Palliativmediziner kritisiert derzeitige Gesetzeslage zur Sterbehilfe

Krankenhausflur, über dts Nachrichtenagentur

Witten (dts Nachrichtenagentur) – Kurz vor dem erwarteten Urteil des Bundesverfassungsgerichts am Mittwoch hat der Palliativmediziner Matthias Thöns die momentane Gesetzeslage zur Sterbehilfe in Deutschland scharf kritisiert. "Schwerkranke werden in unseren Pflegeheimen, auf Intensivstationen und Kliniken geradezu zum Leben genötigt", sagte Thöns am Dienstag dem Deutschlandfunk.

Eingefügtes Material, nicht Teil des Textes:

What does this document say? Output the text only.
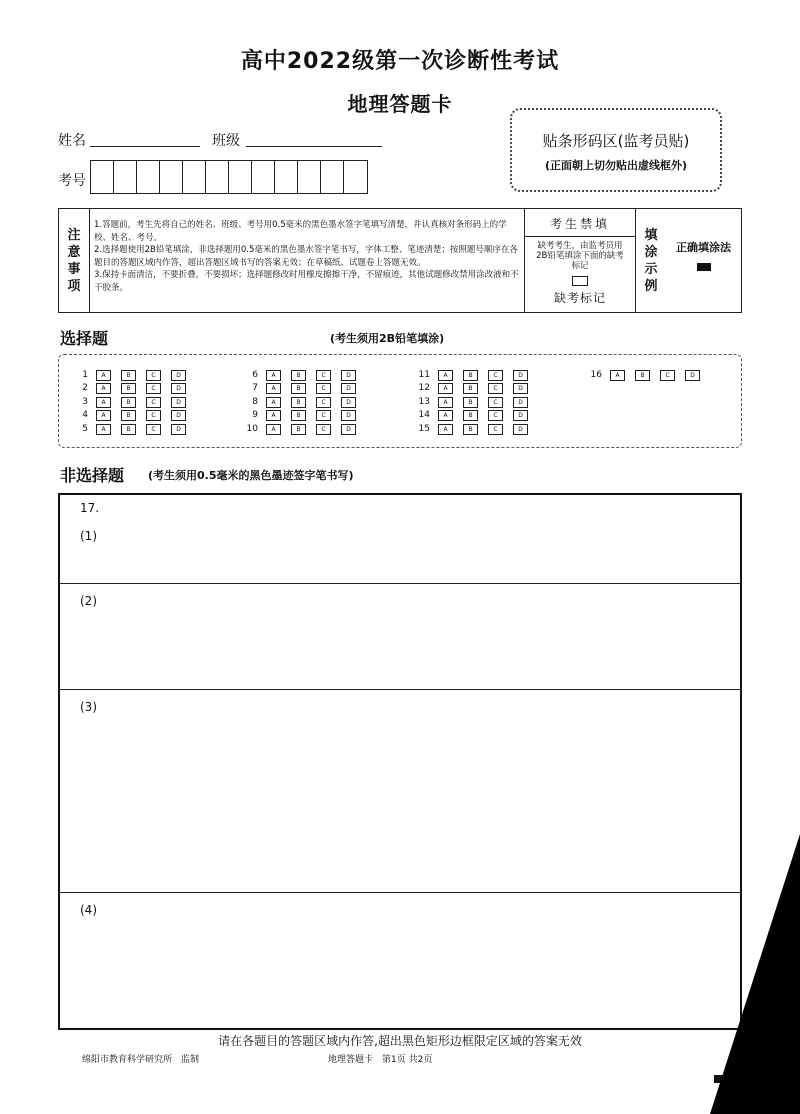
高中2022级第一次诊断性考试
地理答题卡
姓名	班级
考号
贴条形码区(监考员贴)
(正面朝上切勿贴出虚线框外)
注
意
事
项
1.答题前，考生先将自己的姓名、班级、考号用0.5毫米的黑色墨水签字笔填写清楚，并认真核对条形码上的学校、姓名、考号。
2.选择题使用2B铅笔填涂，非选择题用0.5毫米的黑色墨水签字笔书写，字体工整、笔迹清楚；按照题号顺序在各题目的答题区域内作答，超出答题区域书写的答案无效；在草稿纸、试题卷上答题无效。
3.保持卡面清洁，不要折叠，不要损坏；选择题修改时用橡皮擦擦干净，不留痕迹，其他试题修改禁用涂改液和不干胶条。
考生禁填
缺考考生，由监考员用2B铅笔填涂下面的缺考标记
缺考标记
填
涂
示
例
正确填涂法
选择题	(考生须用2B铅笔填涂)
1	A	B	C	D
2	A	B	C	D
3	A	B	C	D
4	A	B	C	D
5	A	B	C	D
6	A	B	C	D
7	A	B	C	D
8	A	B	C	D
9	A	B	C	D
10	A	B	C	D
11	A	B	C	D
12	A	B	C	D
13	A	B	C	D
14	A	B	C	D
15	A	B	C	D
16	A	B	C	D
非选择题 (考生须用0.5毫米的黑色墨迹签字笔书写)
17.
(1)
(2)
(3)
(4)
请在各题目的答题区域内作答,超出黑色矩形边框限定区域的答案无效
绵阳市教育科学研究所　监制	地理答题卡　第1页 共2页
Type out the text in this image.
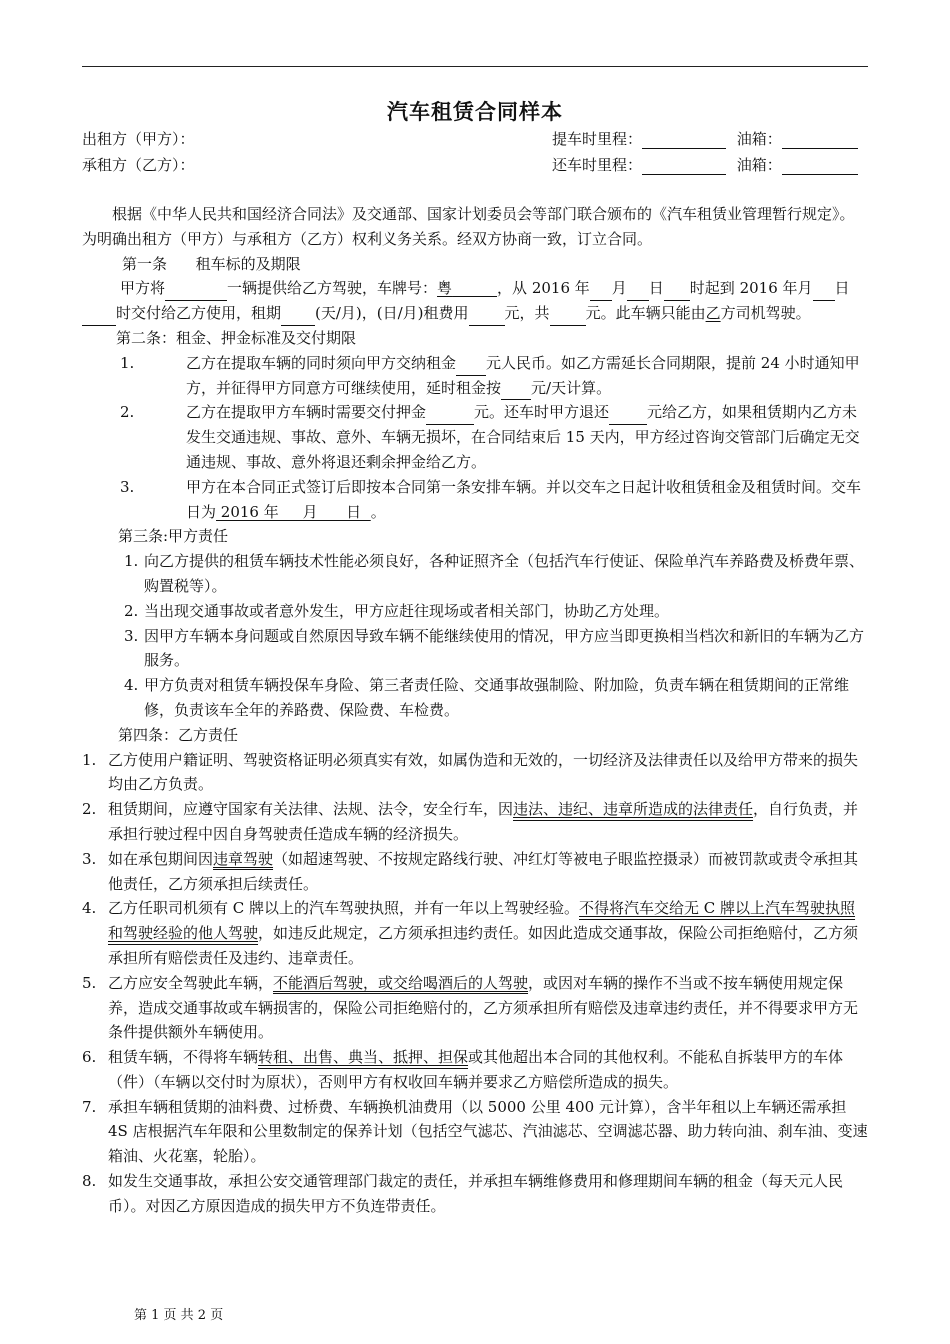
汽车租赁合同样本
出租方（甲方）：
承租方（乙方）：
提车时里程：	油箱：
还车时里程：	油箱：

根据《中华人民共和国经济合同法》及交通部、国家计划委员会等部门联合颁布的《汽车租赁业管理暂行规定》。为明确出租方（甲方）与承租方（乙方）权利义务关系。经双方协商一致，订立合同。

第一条      租车标的及期限

甲方将	一辆提供给乙方驾驶，车牌号：粤      	，从 2016 年 月 日 时起到 2016 年月 日时交付给乙方使用，租期 (天/月)，(日/月)租费用 元，共 元。此车辆只能由乙方司机驾驶。

第二条：租金、押金标准及交付期限

1.	乙方在提取车辆的同时须向甲方交纳租金 元人民币。如乙方需延长合同期限，提前 24 小时通知甲方，并征得甲方同意方可继续使用，延时租金按 元/天计算。
2.	乙方在提取甲方车辆时需要交付押金	元。还车时甲方退还	元给乙方，如果租赁期内乙方未发生交通违规、事故、意外、车辆无损坏，在合同结束后 15 天内，甲方经过咨询交管部门后确定无交通违规、事故、意外将退还剩余押金给乙方。
3.	甲方在本合同正式签订后即按本合同第一条安排车辆。并以交车之日起计收租赁租金及租赁时间。交车日为 2016 年     月      日  。

第三条:甲方责任

1. 向乙方提供的租赁车辆技术性能必须良好，各种证照齐全（包括汽车行使证、保险单汽车养路费及桥费年票、购置税等）。
2. 当出现交通事故或者意外发生，甲方应赶往现场或者相关部门，协助乙方处理。
3. 因甲方车辆本身问题或自然原因导致车辆不能继续使用的情况，甲方应当即更换相当档次和新旧的车辆为乙方服务。
4. 甲方负责对租赁车辆投保车身险、第三者责任险、交通事故强制险、附加险，负责车辆在租赁期间的正常维修，负责该车全年的养路费、保险费、车检费。

第四条：乙方责任

1. 乙方使用户籍证明、驾驶资格证明必须真实有效，如属伪造和无效的，一切经济及法律责任以及给甲方带来的损失均由乙方负责。
2. 租赁期间，应遵守国家有关法律、法规、法令，安全行车，因违法、违纪、违章所造成的法律责任，自行负责，并承担行驶过程中因自身驾驶责任造成车辆的经济损失。
3. 如在承包期间因违章驾驶（如超速驾驶、不按规定路线行驶、冲红灯等被电子眼监控摄录）而被罚款或责令承担其他责任，乙方须承担后续责任。
4. 乙方任职司机须有 C 牌以上的汽车驾驶执照，并有一年以上驾驶经验。不得将汽车交给无 C 牌以上汽车驾驶执照和驾驶经验的他人驾驶，如违反此规定，乙方须承担违约责任。如因此造成交通事故，保险公司拒绝赔付，乙方须承担所有赔偿责任及违约、违章责任。
5. 乙方应安全驾驶此车辆，不能酒后驾驶，或交给喝酒后的人驾驶，或因对车辆的操作不当或不按车辆使用规定保养，造成交通事故或车辆损害的，保险公司拒绝赔付的，乙方须承担所有赔偿及违章违约责任，并不得要求甲方无条件提供额外车辆使用。
6. 租赁车辆，不得将车辆转租、出售、典当、抵押、担保或其他超出本合同的其他权利。不能私自拆装甲方的车体（件）（车辆以交付时为原状），否则甲方有权收回车辆并要求乙方赔偿所造成的损失。
7. 承担车辆租赁期的油料费、过桥费、车辆换机油费用（以 5000 公里 400 元计算），含半年租以上车辆还需承担 4S 店根据汽车年限和公里数制定的保养计划（包括空气滤芯、汽油滤芯、空调滤芯器、助力转向油、刹车油、变速箱油、火花塞，轮胎）。
8. 如发生交通事故，承担公安交通管理部门裁定的责任，并承担车辆维修费用和修理期间车辆的租金（每天元人民币）。对因乙方原因造成的损失甲方不负连带责任。
第 1 页 共 2 页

Es werde Intensivmedizin gemacht, teils gegen den Willen der Patienten.

Er selbst habe Verfassungsbeschwerde gegen die derzeitige Gesetzeslage zur Sterbehilfe eingelegt, so der Palliativmediziner. "Man muss wissen, dass in Deutschland Beatmung so gut bezahlt wird wie nichts anderes. Wir haben mittlerweile 1.500 Menschen zwischen 90 und 100 Jahren, die werden zu Hause in Kellerräumen zum Teil langzeitbeatmet und am Sterben gehindert", sagte Thöns. Dies seien "doch die Ängste, die die Menschen haben. Das ist zum Fremdschämen, was da manche Kollegen machen", so der Mediziner weiter. Nun werde unterstellt, wenn dieses Gesetz nicht mehr da wäre, "würden die alle zum Suizid gedrängt werden. Das ist doch völliger Quatsch", sagte Thöns. Einen tatsächlichen Wunsch zur Sterbehilfe erlebe er auch nur bei einem von 400 Patienten. Die Rechtslage habe es vor 2015 seit 1871 gegeben, und man habe keine Dammbrüche gehabt. Momentan werde seine "ganz normale palliativärztliche Tätigkeit kriminalisiert", so der Mediziner weiter. So könne er Patienten, die über starke Schmerzen klagten, keine Schmerzmittel mehr verschreiben, "in der Angst, dass hinterher jemand behauptet, ich hab dem tödlich wirkende Medikamente verschrieben, und der hat sich damit dann das Leben genommen. Und so ein Ermittlungsverfahren hatte ich eben auch", sagte Thöns dem Deutschlandfunk. Einerseits betreffe das Gesetz "absolute Ausnahmefälle, und andererseits kriminalisiert es meine ganz normale ärztliche Tätigkeit. Das geht gar nicht", so der Palliativmediziner.